4.1 Der Versicherungsvermittler
Der Versicherungsvermittler ist in § 59 Abs. 1 Versicherungsvertragsgesetz (VVG) definiert:
»Versicherungsvermittler im Sinn dieses Gesetzes sind Versicherungsvertreter und Versicherungsmakler.«
Der Versicherungsvertreter
Versicherungsvertreter ist gem. § 59 Abs. 2 VVG,
»wer von einem Versicherer oder einem Versicherungsvertreter damit betreut ist, gewerbsmäßig Versicherungsverträge zu vermitteln oder abzuschließen.«
Der Versicherungsvertreter ist also ein Versicherungsvermittler, der lediglich für ein Versicherungsunternehmen tätig ist und dabei eindeutig im Lager der von ihm – im umgangssprachlichen, nicht im juristischen Sinn – vertretenen Gesellschaft steht, also beispielsweise der »Allianz Vertreter«. Entsprechend arbeitet der Bausparvertreter für eine einzelne Bausparkasse.
§ 92 Abs. 1 HGB definiert den Versicherungsvertreter leicht anders als der o. g. § 59 Abs. 2 VVG, nämlich:
»Versicherungsvertreter ist, wer als Handelsvertreter damit betraut ist, Versicherungsverträge zu vermitteln oder abzuschließen.«
Bezieht sich die Tätigkeit des Handelsvertreters auf die Vermittlung oder den Abschluss von Versicherungsverträgen, so ist er also nach § 92 Abs. 1 HGB Versicherungsvertreter. Gemäß § 92 Abs. 2 HGB findet das Handelsvertreterrecht der §§ 84ff. HGB mit den der Versicherungsbranche Rechnung tragenden Besonderheiten des § 92 Abs. 2 und 3 HGB grundsätzlich auf das Verhältnis zwischen Versicherungsvertreter und Versicherer Anwendung (Roth in: Koller/Roth/Morck, HGB, 7. Aufl. 2011, § 92 Rdnr. 1).
Da der Versicherungsvertreter regelmäßig ausschließlich für eine einzelne Versicherungsgesellschaft als Vermittler tätig ist, hat sich branchenintern das Wort »Ausschließlichkeitsvertreter« durchgesetzt. Dieser Begriff ist jedoch erstens unsinnig, da der Vertreter ja keine »Ausschließlichkeit« (Was soll das auch sein? Das Gegenteil von »Einschließlichkeit«??!) vertritt, sondern eine konkrete Versicherungsgesellschaft, und zweitens dieses Wort für jeden Außenstehenden – natürlich – völlig unverständlich ist, weshalb ich im Folgenden bei dem vom Gesetzgeber verwendeten Begriff des Versicherungsvertreters bleiben werde und den Vertreter einer einzelnen Gesellschaft als »Einzelvertreter« vom Mehrfachvertreter abgrenze (s. u.).

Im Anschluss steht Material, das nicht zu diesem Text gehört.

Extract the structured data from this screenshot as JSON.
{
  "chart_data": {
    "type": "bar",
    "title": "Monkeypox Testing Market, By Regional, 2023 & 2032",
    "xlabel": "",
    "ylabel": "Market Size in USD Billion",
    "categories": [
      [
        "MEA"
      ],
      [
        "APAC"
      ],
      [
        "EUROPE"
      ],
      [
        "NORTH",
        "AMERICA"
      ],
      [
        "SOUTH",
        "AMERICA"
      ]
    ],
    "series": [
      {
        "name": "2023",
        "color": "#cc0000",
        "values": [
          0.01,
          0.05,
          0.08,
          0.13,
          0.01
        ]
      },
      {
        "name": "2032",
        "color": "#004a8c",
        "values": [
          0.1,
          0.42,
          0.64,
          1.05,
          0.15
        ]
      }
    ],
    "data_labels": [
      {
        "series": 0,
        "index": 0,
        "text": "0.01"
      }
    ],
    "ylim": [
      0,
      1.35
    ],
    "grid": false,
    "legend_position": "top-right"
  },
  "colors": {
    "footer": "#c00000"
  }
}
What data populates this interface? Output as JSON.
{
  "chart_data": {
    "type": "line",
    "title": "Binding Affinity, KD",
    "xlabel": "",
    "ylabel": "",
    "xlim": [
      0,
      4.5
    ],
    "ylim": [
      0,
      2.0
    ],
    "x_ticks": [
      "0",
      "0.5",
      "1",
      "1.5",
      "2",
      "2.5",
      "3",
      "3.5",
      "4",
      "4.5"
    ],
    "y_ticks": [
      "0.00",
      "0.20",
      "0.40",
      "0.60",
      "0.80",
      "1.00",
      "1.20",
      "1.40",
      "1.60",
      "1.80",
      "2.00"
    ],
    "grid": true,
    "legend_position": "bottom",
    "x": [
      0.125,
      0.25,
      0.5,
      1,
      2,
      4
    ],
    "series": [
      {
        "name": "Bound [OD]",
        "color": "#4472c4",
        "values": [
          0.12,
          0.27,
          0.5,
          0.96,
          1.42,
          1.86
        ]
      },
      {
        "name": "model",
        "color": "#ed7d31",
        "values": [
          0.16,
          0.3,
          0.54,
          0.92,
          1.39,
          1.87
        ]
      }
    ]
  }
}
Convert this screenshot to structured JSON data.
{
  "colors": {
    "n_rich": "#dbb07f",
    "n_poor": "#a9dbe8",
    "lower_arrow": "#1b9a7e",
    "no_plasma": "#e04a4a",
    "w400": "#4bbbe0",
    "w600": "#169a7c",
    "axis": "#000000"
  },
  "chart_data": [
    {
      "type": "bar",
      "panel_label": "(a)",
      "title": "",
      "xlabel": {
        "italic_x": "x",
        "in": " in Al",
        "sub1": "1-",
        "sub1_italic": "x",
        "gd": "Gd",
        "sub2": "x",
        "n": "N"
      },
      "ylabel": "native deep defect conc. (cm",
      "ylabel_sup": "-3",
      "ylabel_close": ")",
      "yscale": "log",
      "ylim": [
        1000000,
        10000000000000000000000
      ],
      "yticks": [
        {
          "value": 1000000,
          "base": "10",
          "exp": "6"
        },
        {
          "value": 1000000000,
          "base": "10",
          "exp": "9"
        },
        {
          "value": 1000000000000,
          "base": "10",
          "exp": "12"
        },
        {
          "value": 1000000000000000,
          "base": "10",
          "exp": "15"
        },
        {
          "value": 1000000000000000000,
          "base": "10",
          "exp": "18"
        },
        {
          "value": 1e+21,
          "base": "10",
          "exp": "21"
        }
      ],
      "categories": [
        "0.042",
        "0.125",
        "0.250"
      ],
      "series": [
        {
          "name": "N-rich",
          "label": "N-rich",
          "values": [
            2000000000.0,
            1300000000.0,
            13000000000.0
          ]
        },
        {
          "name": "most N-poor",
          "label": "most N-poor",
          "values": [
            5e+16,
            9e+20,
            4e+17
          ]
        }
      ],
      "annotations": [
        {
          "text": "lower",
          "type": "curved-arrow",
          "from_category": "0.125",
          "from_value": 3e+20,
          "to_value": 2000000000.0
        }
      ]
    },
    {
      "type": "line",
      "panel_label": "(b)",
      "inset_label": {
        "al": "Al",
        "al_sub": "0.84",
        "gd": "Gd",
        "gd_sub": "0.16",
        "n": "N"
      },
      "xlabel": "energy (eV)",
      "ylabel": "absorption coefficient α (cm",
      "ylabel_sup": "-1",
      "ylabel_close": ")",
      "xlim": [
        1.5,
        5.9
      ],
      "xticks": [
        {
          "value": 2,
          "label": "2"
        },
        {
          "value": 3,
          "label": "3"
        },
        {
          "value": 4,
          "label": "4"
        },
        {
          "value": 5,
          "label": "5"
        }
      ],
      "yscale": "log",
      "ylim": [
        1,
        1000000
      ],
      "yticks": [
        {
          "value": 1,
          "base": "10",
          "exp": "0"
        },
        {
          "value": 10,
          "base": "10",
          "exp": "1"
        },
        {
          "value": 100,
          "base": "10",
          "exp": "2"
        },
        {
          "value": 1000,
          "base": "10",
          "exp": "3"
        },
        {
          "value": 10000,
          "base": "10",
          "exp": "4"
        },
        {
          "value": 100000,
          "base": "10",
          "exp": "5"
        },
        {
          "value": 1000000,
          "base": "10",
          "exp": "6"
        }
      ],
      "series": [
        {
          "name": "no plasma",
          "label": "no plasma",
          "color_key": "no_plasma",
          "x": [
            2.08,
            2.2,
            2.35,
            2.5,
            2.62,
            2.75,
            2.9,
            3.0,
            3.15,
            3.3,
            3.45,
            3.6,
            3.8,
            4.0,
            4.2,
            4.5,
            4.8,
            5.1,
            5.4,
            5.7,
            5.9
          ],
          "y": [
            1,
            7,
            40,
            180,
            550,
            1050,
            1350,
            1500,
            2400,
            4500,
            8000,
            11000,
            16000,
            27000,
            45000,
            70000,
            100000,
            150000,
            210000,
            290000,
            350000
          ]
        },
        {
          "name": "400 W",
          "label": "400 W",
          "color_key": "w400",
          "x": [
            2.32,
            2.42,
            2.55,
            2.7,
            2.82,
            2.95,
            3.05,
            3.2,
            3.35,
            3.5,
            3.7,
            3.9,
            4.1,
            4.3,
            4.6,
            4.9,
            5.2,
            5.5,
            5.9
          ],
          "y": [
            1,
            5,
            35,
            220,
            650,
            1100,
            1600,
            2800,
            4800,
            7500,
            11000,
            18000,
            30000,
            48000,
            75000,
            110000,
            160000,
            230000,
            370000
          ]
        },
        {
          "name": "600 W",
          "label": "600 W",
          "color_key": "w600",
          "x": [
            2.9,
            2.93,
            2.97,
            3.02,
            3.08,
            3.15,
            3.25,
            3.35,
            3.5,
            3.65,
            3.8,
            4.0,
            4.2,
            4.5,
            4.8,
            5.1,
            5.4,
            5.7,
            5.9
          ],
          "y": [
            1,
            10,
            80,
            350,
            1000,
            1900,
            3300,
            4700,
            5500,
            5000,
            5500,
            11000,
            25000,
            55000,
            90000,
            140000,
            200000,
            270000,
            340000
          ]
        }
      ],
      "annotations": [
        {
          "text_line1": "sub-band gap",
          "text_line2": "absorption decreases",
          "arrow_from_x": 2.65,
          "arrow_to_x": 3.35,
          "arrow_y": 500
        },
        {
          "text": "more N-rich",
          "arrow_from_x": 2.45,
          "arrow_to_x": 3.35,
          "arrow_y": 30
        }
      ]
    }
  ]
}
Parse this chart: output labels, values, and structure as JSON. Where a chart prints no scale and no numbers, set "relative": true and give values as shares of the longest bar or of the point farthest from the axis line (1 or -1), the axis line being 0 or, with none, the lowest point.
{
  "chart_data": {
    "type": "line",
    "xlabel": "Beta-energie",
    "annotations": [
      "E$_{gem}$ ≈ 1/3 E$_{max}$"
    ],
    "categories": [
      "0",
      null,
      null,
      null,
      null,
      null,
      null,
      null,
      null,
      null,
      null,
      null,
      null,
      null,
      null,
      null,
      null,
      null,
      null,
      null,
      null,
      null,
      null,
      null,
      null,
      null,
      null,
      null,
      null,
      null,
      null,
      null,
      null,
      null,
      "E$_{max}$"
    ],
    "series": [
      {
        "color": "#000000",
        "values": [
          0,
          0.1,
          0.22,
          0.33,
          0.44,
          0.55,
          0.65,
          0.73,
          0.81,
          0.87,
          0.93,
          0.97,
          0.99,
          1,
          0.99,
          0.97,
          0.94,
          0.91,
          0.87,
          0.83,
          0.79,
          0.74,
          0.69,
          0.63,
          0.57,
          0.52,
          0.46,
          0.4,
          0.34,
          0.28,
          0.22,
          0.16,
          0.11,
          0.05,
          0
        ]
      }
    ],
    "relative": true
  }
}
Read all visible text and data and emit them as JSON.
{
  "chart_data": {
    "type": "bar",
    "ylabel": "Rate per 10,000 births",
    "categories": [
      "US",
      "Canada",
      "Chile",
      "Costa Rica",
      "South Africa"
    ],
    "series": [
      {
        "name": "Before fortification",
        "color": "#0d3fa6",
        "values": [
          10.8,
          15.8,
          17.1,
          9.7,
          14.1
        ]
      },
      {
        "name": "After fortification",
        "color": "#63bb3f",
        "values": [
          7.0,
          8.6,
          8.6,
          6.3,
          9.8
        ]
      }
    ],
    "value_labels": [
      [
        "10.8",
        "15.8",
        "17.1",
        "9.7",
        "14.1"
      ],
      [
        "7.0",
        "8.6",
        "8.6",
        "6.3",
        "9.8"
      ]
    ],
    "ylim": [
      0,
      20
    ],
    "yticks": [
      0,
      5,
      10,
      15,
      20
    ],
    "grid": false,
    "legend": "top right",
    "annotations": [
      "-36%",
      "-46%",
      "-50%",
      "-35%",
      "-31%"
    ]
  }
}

Entsprechend arbeitet der Bausparvertreter für eine einzelne Bausparkasse. In beiden Fällen werden regelmäßig Handelsvertreterverträge geschlossen. Deshalb ist der Versicherungsvertreter – sofern er nicht angestellt ist – immer auch gleichzeitig Handelsvertreter gem. §§ 84, 92 HGB.
Der Handelsvertreter
§ 84 Abs. 1 HGB definiert den Handelsvertreter wie folgt:
»Handelsvertreter ist, wer als selbständiger Gewerbetreibender ständig damit betraut ist, für einen anderen Unternehmer (Unternehmer) Geschäfte zu vermitteln oder in dessen Namen abzuschließen. Selbständig ist, wer im Wesentlichen frei seine Tätigkeit gestalten und seine Arbeitszeit bestimmen kann.«
Ein Handelsvertreter muss nach der Vereinbarung verpflichtet sein, sich ständig um Geschäfte für den Prinzipal zu bemühen. Die beiderseitige, auf Dauer berechnete Bindung ist für den Handelsvertreter entscheidend, während sich die Tätigkeit eines für einen Makler tätigen (Unter-)Maklers auf das zu vermittelnde Geschäft oder die zu vermittelnden Geschäfte beschränkt (OLG Hamm 18 U 137/08).
Er ist als selbständiger Gewerbetreibender ständig damit betraut, für einen Versicherer Verträge zu vermitteln und ggf. auch abzuschließen sowie bei ihrer Verwaltung und Erfüllung mitzuwirken. Er ist gegenüber dem Versicherungsunternehmen verpflichtet, sich um den Abschluss von Versicherungsgeschäften zu bemühen. Der Versicherungsvertreter steht damit im Lager des Versicherers und hat in der Regel Empfangsvollmacht für das Versicherungsunternehmen.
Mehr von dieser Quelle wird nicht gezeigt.